Hi, I have a Bipolar dx. Looking back with the psychiatrist, we estimate an onset of 17. However, I am going to admit something to you because it is easier on line.....that I have never admitted to anyone....I too would be obsessed with these movie or storyline characters (I would read a lot too- so that I would escape that reality). Not only would I be like them, (I actually learned sign language because a character on a show I believe); but I would also do everything in my life as if they (they being my fave group or whatever) were my audience. My sense of "pretend" never went away...is what my mother called it....she is in denial still about my dx.....so though I haven't given you any answers per say....I just wanted you to know that there was someone else out there....just like you. I just didn't want you to feel alone.
I am new in the bipolar world (since october) and so I just got my second and third appointment with a pdoc....so....maybe when I explore this...I can pass it on.
I also want to include BipolarBear75 in this post.
You need to be absolutely honest with your psychiatrist, believe me.
I didn't mention my manic episodes when I first went to a psychiatrist; mostly because I didn't recognize them for what they were, but also because I had learned all about 'abnormal psychiatry' in college and thought I was just being a hypochondriac. Remember that this was 30 years ago. I doubt that they called it that anymore. Call me Bipolar, not abnormal! It was a relief though, to finally be diagnosed correctly. I was in my 40s. I've had 4 psychiatrists agree with that diagnoses, so I don't feel like I overemphasized what I was feeling.
I look back at my life now and wonder what I might have achieved if I'd been on the right meds back when I started high school.
Anyway, after telling you all about me, what I need to emphasize is you absolutely need to find about these compulsions. I'm not going to attempt to diagnose which kind of compulsions you might be dealing with, as I am not a psychiatrist, and there are more than one kind of compulsion that seems to fit. Bipolar disorder is often accompanied by other disorders - it's called co-morbidity. Ugly name, but there you go. Check it out online.
You need to get the right mix of drugs to deal with everything. (I wish I knew how to bold that.)

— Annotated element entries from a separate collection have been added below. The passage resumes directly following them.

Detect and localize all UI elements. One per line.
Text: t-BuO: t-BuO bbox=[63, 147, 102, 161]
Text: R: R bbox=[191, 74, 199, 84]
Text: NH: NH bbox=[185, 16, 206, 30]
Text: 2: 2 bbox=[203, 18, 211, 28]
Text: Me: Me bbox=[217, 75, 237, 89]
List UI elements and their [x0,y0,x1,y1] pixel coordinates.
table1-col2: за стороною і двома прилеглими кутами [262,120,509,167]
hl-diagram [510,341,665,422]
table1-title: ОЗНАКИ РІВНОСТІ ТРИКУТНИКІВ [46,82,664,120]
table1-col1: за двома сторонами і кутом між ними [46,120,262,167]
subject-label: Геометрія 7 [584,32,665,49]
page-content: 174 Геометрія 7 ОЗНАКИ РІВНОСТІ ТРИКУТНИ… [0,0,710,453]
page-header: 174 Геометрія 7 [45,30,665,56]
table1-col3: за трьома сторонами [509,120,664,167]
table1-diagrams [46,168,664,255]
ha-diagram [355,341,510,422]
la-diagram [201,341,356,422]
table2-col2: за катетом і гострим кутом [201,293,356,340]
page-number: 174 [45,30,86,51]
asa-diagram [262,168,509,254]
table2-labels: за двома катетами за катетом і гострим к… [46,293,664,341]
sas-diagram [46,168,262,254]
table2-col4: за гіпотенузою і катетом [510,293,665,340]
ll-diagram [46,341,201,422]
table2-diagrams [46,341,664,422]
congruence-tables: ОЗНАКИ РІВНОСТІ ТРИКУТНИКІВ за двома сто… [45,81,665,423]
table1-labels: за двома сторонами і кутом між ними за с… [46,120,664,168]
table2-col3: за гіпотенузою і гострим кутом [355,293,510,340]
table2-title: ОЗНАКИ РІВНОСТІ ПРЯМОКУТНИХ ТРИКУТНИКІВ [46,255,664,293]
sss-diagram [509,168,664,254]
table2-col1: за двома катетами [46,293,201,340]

I do not want to see either of you regretting what you could have done with your life like I am doing now. I understand
You certainly don't have to tell your parents or buds, and definitely not the employees, but you do need to tell your psychiatrist. (I used to tell my parents that it was the other parent's fault that I was the way I am, so they wouldn't get all hurt that I was accusing them of being a bad parent. Ugh) Employers tend to get all weird on you if you tell them. Same with colleagues.
Anyway, please let me (and us) know what you do and how it turns out.
One of the things that bipolars try to do is self-medicate, as in doing drugs or drinking. We do it to try to handle the symptoms on our own. I would get to a psychiatrist as soon as you can. I guarantee that all the drugs in the world won't fix it if you are bipolar. I speak from experience.
Hi, thanks for your concern. I will let you know but right now, I have a pdoc that doesn't offer therapy...imagine! It was my first pdoc that my GP referred me to but I have an appointment next week that was a follow up to a manic episode in the ER. That one is supposed to give therapy.
This one I saw said he diagnoses and he is a pharmacologist but doesn't offer therapy.....so....I can't talk to him about these things. I am looking forward to the other appointment.....let's see. I'll keep everyone posted.
Thank you so much for your advice... at my next pdoc appointment I will talk to her about these things... thank you again :o) I didn't realize you could have more than one disorder at a time. Thank you also for this info!